In a Wednesday interview with CNBC’s Jim Cramer, Shake Shack CEO Rob Lynch discussed plans to expand across the country and internationally, suggesting the burger chain fits into a “fine casual” dining niche not occupied by many in the industry.
“We have big aspirations, you know. My goal is to bring Shake Shack to the world,” Lynch said. “I don’t think there is a competitor for Shake Shack. We talk about ourselves as being a part of the fine casual movement; leading the fine casual movement.”
Nearing ten years on the market, Shake Shack started business in New York City as part of Danny Meyer’s restaurant empire. Meyer is locally well-known for several notable eateries across the city in a range of price brackets, including Union Square Cafe and Michelin star recipient Gramercy Tavern.
Lynch said Shake Shack currently has about 330 company restaurants. It reported an earnings beat on Wednesday and finished the session up 7.79%.
Lynch said many eat at Shake Shack when they are on vacation in places like New York or California, adding that the chain has outposts in high-traffic airports JFK, LaGuardia and Newark. But he stressed that he wants to change that dynamic and said the company is experimenting with new formats like drive throughs.

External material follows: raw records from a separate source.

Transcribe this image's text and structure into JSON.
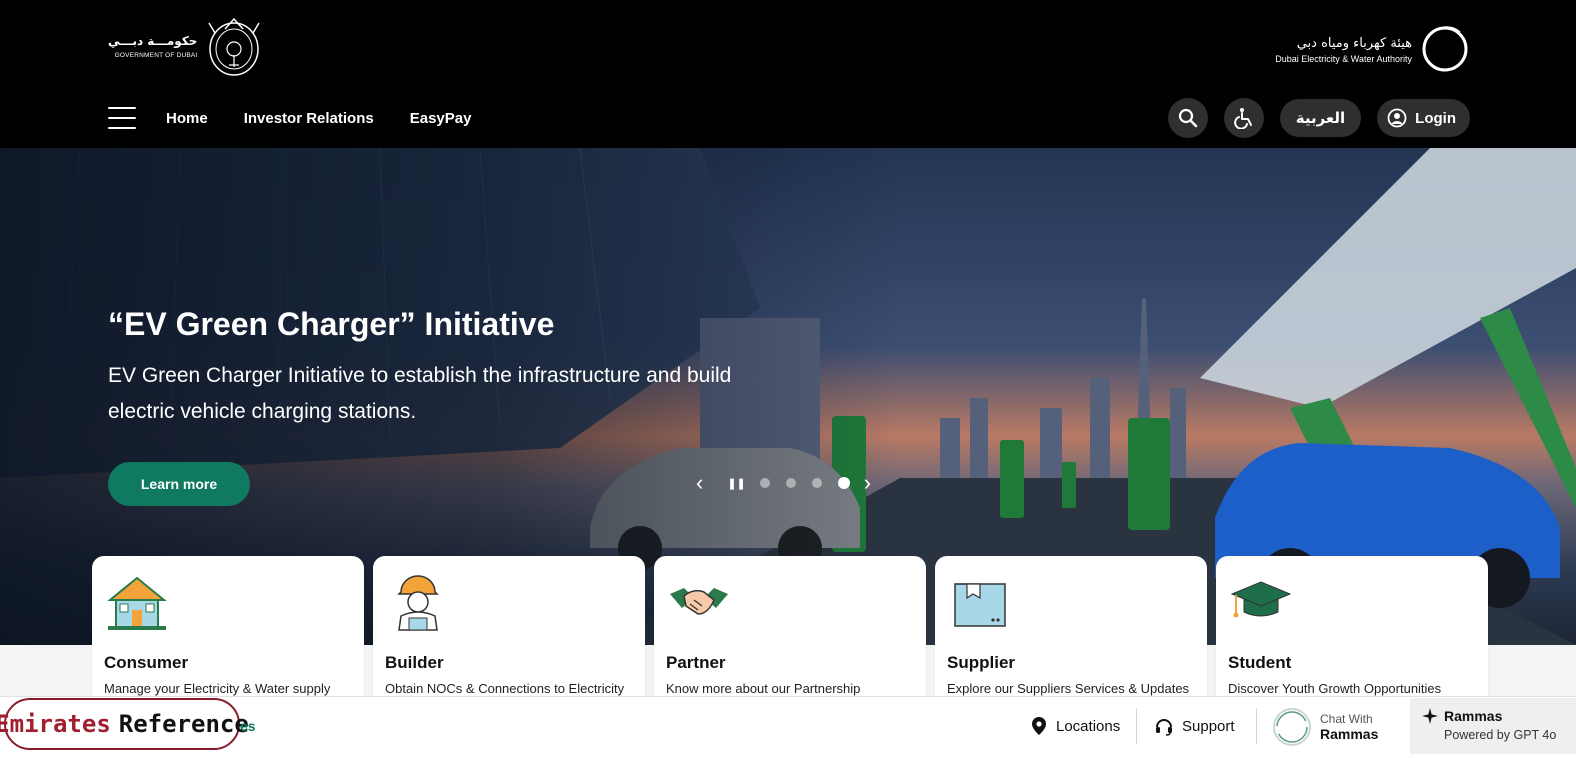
{
  "header": {
    "gov_logo": {
      "arabic": "حكومـــة دبـــي",
      "english": "GOVERNMENT OF DUBAI"
    },
    "dewa_logo": {
      "arabic": "هيئة كهرباء ومياه دبي",
      "english": "Dubai Electricity & Water Authority"
    },
    "nav": [
      "Home",
      "Investor Relations",
      "EasyPay"
    ],
    "language_label": "العربية",
    "login_label": "Login",
    "icons": {
      "menu": "hamburger-icon",
      "search": "search-icon",
      "accessibility": "accessibility-icon",
      "user": "user-circle-icon"
    }
  },
  "hero": {
    "title": "“EV Green Charger” Initiative",
    "subtitle": "EV Green Charger Initiative to establish the infrastructure and build electric vehicle charging stations.",
    "cta_label": "Learn more",
    "carousel": {
      "prev": "‹",
      "next": "›",
      "pause": "❚❚",
      "slide_count": 4,
      "active_slide": 4
    }
  },
  "cards": [
    {
      "title": "Consumer",
      "desc": "Manage your Electricity & Water supply",
      "icon": "house-icon"
    },
    {
      "title": "Builder",
      "desc": "Obtain NOCs & Connections to Electricity",
      "icon": "builder-icon"
    },
    {
      "title": "Partner",
      "desc": "Know more about our Partnership",
      "icon": "handshake-icon"
    },
    {
      "title": "Supplier",
      "desc": "Explore our Suppliers Services & Updates",
      "icon": "box-icon"
    },
    {
      "title": "Student",
      "desc": "Discover Youth Growth Opportunities",
      "icon": "graduation-cap-icon"
    }
  ],
  "bottom_bar": {
    "watermark": {
      "part1": "Emirates",
      "part2": "Reference"
    },
    "fragment": "es",
    "locations_label": "Locations",
    "support_label": "Support",
    "chat_with": "Chat With",
    "chat_name": "Rammas",
    "rammas_title": "Rammas",
    "rammas_sub": "Powered by GPT 4o"
  },
  "colors": {
    "accent": "#0f7a5f",
    "header_bg": "#000000"
  }
}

Lynch said Shake Shack has locations in about 25 countries across the Middle East and Asia, as well as in the U.K. He noted that “continental Europe is still wide open” but posited that management has been careful about where they choose to open new restaurants and with whom they partner.
“We’ve been very choiceful,” he said. “Now’s our opportunity to leverage all of that and start opening up new markets and bringing Shake Shack to a lot more countries.”